Tuesday, May 13, 2008

Living Walls

I mentioned a water feature in my basement and a friend sent this link to living walls: http://www.eltlivingwalls.com/. How cool is that? Gives "kitchen garden" a whole new meaning, doesn't it?

Monday, May 12, 2008

A Bit of Rain

As a friend of mine has said recently, it's been rainy. This three inches is in the last 36 hours, and I dumped 2 inches out just before that started. We had part of one day dryer in the last five. I managed to plant a few Mother's Day flowers and pull a few weeds from around my roses before total boredom set in for the 10-year old. The good news is the sump pump well appears wet, which means the really crappy job of French drains we had installed must have worked. I didn't hear the pump start up, but maybe just because it didn't get quite deep enough in water. Still better than wet floors from the water feature that used to be the basement wall. If the drains didn't work we were going to decorate the wall with moss and just live with it. Very Japanese, though we are not.

Friday, May 9, 2008

Engineering to the rescue

The top picture is what you see when you walk in my front door. The next photo is what's behind the mirror hanging on the wall. The third photo is on the other side of the wall where a door knob punched through the wall. The wallboard inside the wall has separated from the plaster scrim, and is buckling. I don't think there is enough spackle in the world to fix this.
We didn't know if it might be old termite damage in the floor that might be causing the wall to settle, but it also occurred to us that the settling cracks upstairs might be related. Duh. Clearly we need an expert opinion.
The structural engineer came yesterday. All the problems stem from one source: one of two support columns in the basement, in the center of the house. The problem column is directly under this hallway, supporting the I-beam running from the front to the back of the house. Over the 70+ years since the house was built that column has settled about an inch or so. You can really see the effects upstairs, where the hall bathroom door is at least an inch higher on one side than the other.
The solution? We have to lift the center of the house from the basement about an inch or so. Easier than it sounds. A lolly column next to the two-foot thick original column, crank to lift, shim it, then take the temporary column out. Voila! My architect neighbor had the same solution (though he was less sure about it). He said you'd have to crank it up a little at a time, but the engineer said Nah-- they just do it. I'm relieved. I'm so anxious to finally have this fixed! We'll hire somebody to do the drywall repair. Russ then goes off into paroxysms of ideas for fixing everything else. Don't know if we can afford to have the livingroom done too, but I'll get a price on it. Maybe just pay for the drywall and prep work, then we can paint.

Thursday, May 8, 2008

The Patio

I wish I'd done a "before" picture. I think the radiator adds a necessary whiskey tango element. I'd actually like to move it, but it's so damn heavy. And where would I put it?
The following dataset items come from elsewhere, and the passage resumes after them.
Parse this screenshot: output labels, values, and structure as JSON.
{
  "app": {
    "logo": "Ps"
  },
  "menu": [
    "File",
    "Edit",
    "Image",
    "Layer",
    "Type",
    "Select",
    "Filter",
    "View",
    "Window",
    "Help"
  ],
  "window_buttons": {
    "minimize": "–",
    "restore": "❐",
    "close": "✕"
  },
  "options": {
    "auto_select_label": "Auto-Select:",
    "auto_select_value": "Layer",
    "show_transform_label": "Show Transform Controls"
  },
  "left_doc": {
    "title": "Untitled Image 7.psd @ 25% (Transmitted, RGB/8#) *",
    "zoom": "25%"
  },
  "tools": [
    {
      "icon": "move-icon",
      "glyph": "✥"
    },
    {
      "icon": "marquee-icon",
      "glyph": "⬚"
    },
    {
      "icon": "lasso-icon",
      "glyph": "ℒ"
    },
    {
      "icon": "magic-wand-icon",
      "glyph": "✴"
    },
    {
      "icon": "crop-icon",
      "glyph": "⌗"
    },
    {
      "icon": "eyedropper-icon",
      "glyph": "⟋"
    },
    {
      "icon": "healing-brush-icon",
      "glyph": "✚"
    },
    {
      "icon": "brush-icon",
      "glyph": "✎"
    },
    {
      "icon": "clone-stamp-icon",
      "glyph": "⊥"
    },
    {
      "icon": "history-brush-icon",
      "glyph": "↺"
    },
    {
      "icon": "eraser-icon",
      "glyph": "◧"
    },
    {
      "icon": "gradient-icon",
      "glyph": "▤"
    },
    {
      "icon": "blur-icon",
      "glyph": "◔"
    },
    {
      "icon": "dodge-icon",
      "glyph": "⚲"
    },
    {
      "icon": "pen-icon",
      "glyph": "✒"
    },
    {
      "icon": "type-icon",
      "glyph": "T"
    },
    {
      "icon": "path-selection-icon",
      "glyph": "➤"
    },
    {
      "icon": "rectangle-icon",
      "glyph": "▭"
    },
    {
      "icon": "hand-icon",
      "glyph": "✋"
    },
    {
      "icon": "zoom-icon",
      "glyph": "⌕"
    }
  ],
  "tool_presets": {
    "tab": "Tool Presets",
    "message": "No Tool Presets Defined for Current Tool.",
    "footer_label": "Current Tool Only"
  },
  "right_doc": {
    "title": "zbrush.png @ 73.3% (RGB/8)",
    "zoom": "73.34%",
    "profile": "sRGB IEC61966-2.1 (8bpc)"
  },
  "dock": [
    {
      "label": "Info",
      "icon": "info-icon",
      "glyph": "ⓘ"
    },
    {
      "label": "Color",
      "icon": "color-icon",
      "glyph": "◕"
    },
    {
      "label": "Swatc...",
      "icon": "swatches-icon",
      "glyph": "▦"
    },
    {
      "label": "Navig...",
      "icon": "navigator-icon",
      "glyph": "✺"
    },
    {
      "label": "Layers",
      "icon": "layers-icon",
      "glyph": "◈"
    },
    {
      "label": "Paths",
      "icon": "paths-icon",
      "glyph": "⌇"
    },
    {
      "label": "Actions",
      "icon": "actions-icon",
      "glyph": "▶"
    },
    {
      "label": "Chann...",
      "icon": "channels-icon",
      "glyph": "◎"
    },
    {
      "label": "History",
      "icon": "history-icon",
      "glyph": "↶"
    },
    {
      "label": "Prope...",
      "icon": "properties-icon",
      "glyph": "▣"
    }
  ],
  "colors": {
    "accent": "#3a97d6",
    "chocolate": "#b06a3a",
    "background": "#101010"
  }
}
The ivy started under the bushes and covered the patio to the point that you couldn't see any flagstone except at the corner you see here closest to the camera.

Temporary Guests

Can you see this guy? I intended to trim the bushes by my front door after I cleared the patio, but with this nest of baby cardinals there, I had to leave that chore for another day. There were at least three.

Sunday, May 4, 2008

O.K., Things Are Starting to Happen

Found the patio today. It's been there, but it was almost lost to the English ivy that seems to want to take over the world. What I thought would be at least a weekend's work turned out to be a mornings chore. Wow! Wish I'd taken a before picture so the after would have some context, but, oh well. Trust me. You would have been afraid to sit down for for fear of being taken over the vines. If you could have found a seat. Anyway, it's progress.